Se acercaron, sumidos en una
tenebrosa atmósfera. Y de repente el tiempo parecía detenerse, incluso
retroceder 40 años atrás, cuando la vieja Roberta Reyes se sentaba a la sala
con su horrible gato negro igualmente viejo en su regazo. Arturo, que había
prometido alzar a Pedro, optó por acercar una caja que había encontrado para
que subiera sobre ella. No era posible distinguir nada a pesar de la linterna,
hasta que de repente los ojos de vidrio del gato reflejaron la luz e hicieron
sobresaltarse a los chicos, que a pesar de eso seguían absortos en la escena.
Pareciera que el gato se hubiera revelado
ante ellos, con su perpetua expresión convulsa de odio. Tenía el pelaje ya
raído por el tiempo, y mostraba los colmillos amenazadoramente. El reflejo de
la luz hacía que pareciera girar los ojos hacia los niños, retándolos a pasar
para buscar su perdición.
De pronto sintieron algo detrás
de ellos, y Solo Arturo y Juan corrieron. Pedro no pudo correr, y sintió como
una mano cubría su boca y lo alzaban, llevándolo hacia el interior de la casa,
mientras en la oscuridad tres voces jóvenes reían inescrupulosamente.

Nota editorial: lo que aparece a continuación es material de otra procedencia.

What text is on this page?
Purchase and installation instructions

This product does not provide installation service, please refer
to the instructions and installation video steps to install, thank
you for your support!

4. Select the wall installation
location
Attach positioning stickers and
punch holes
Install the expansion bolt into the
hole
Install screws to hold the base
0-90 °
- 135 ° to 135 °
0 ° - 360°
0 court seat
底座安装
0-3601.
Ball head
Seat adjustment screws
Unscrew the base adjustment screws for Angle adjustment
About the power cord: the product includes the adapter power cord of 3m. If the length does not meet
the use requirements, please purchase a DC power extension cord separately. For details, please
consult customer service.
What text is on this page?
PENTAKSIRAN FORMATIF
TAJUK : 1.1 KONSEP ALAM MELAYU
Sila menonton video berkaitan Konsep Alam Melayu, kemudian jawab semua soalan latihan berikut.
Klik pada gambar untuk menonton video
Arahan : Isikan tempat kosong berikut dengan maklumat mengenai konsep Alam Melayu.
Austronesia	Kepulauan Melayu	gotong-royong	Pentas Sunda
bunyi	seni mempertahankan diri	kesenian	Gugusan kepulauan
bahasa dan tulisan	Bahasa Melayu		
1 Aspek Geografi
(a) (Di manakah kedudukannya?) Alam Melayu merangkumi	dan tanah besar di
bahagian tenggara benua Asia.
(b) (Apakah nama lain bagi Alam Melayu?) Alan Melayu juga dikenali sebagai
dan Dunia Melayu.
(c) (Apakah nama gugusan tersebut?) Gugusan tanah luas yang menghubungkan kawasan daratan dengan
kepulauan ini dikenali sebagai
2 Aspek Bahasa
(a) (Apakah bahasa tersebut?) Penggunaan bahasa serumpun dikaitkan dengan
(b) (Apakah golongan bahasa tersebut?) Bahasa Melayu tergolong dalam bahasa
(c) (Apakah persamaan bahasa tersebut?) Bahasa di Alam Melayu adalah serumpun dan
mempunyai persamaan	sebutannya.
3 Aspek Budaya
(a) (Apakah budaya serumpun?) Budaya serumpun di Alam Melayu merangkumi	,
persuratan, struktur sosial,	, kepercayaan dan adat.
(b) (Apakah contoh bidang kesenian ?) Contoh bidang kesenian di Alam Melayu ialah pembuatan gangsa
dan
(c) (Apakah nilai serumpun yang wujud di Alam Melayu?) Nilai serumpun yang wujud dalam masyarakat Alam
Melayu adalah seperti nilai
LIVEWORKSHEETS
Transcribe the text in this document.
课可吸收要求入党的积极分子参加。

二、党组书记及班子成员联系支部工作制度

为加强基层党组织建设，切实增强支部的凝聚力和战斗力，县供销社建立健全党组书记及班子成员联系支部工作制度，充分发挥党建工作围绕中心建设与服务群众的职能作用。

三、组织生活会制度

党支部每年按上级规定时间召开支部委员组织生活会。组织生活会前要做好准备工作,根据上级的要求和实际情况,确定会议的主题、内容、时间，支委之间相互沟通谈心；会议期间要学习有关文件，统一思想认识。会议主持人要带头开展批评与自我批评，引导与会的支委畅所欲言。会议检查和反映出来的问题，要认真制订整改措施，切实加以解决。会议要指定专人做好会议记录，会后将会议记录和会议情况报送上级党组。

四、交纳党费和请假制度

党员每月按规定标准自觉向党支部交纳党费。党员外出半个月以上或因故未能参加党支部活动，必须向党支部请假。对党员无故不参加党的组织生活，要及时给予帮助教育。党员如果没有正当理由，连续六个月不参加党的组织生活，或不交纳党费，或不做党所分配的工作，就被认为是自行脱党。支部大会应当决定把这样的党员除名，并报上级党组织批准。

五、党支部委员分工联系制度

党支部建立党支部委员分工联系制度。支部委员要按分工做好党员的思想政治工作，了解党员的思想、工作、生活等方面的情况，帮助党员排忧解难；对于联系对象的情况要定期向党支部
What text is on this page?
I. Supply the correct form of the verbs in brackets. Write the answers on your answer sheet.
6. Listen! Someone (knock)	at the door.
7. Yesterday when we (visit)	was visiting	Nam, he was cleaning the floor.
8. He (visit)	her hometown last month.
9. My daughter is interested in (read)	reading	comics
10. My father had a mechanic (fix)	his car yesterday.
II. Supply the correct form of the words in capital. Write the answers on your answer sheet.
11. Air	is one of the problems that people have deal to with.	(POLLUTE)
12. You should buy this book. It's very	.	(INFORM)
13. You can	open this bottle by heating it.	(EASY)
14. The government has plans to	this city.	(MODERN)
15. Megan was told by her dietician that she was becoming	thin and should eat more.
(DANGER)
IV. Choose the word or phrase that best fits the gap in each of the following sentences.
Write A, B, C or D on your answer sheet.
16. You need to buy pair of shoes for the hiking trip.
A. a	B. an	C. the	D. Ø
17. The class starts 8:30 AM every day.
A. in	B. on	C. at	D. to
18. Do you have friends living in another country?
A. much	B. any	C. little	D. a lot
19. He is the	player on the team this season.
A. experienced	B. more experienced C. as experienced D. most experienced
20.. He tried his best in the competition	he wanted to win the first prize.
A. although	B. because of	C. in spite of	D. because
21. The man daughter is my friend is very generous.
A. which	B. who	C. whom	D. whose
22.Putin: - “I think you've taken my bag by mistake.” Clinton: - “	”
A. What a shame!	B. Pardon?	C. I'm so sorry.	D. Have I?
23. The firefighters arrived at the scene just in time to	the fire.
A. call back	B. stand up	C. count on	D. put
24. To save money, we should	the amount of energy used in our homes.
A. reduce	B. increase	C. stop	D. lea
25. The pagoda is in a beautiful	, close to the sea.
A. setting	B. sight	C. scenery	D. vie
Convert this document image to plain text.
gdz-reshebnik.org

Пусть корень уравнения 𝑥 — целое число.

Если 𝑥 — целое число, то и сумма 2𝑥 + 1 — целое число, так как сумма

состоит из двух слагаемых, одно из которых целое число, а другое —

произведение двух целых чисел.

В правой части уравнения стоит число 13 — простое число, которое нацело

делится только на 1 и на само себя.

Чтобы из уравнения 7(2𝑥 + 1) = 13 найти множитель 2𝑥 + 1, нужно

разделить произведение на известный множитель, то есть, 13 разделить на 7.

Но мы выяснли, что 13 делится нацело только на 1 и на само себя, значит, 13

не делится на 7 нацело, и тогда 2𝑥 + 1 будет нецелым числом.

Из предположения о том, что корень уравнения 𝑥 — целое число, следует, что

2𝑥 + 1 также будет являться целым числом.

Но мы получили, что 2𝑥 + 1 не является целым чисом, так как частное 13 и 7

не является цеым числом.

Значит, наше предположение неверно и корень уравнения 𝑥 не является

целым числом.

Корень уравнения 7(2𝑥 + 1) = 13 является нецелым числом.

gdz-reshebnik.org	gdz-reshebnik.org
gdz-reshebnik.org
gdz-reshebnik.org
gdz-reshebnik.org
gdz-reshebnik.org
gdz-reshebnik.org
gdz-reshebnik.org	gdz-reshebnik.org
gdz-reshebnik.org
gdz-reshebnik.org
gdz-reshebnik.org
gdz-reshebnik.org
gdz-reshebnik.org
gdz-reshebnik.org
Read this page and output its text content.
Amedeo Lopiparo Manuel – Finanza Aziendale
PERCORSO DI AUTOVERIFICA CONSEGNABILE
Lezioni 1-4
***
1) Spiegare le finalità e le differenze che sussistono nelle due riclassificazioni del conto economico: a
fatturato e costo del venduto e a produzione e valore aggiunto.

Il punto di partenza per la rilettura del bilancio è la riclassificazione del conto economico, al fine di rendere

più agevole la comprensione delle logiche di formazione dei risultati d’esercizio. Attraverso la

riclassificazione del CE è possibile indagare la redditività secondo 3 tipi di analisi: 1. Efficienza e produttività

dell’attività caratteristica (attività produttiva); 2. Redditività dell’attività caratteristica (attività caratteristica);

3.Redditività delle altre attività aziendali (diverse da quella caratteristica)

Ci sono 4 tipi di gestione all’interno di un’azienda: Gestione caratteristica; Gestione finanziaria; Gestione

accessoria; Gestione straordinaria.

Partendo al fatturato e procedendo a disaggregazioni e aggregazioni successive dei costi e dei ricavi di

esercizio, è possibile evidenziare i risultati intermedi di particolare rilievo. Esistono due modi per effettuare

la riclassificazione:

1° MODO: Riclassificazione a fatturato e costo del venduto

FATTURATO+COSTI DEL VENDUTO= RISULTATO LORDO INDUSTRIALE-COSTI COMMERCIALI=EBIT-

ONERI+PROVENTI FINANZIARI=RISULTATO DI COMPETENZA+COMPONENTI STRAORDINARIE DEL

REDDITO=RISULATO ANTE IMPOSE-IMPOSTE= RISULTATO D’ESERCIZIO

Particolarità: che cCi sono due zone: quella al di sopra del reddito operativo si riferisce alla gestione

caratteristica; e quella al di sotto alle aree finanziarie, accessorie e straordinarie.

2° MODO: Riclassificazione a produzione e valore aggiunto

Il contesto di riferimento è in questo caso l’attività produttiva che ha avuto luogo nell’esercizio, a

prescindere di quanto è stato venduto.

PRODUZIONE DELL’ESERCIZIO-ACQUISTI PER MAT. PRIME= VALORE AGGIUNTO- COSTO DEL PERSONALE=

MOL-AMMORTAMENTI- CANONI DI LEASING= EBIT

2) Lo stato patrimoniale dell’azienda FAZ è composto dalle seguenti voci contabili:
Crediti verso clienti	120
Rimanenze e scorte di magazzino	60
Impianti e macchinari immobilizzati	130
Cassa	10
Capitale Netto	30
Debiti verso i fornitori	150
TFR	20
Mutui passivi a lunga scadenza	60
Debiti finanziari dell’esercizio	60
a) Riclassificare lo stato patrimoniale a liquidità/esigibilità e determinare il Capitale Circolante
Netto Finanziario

Unas horas antes del amanecer,
habían llegado los policías a la vieja casona De la viuda de Reyes, y solo
encontraron al pobre Pedro yaciendo de Bruces sobre el suelo en un charco de
sangre, con la espalda completamente arañada, recordándole a uno de los
policías los rasguños que hacen los gatos. Toda su ropa estaba rasgada, y le
habían sacado el pantalón.
Su rostro, a pesar de su brutal
muerte, no transmitía dolor, sino que lo que veían en él las personas que se
habían reunido, Era miedo y angustia. La angustia e inseguridad al no saber si
se había portado bien y había sido bueno, o si la corrupción con que
trastocaron sus últimos minutos de vida lo había transmutado en la imagen misma
de la maldad, que seguro lo llevaría directo al infierno.
La casa de la vieja Roberta Reyes
se cerró a Cal y canto desde ese día, y en su interior resonaron eternamente
los lamentos de un pobre chico llamado Pedro, acompañados de la tos lacónica de
una vieja solitaria, y el maullido infernal de un gato que nunca dejó su lugar
sobre la mesita en el preámbulo de la perdición.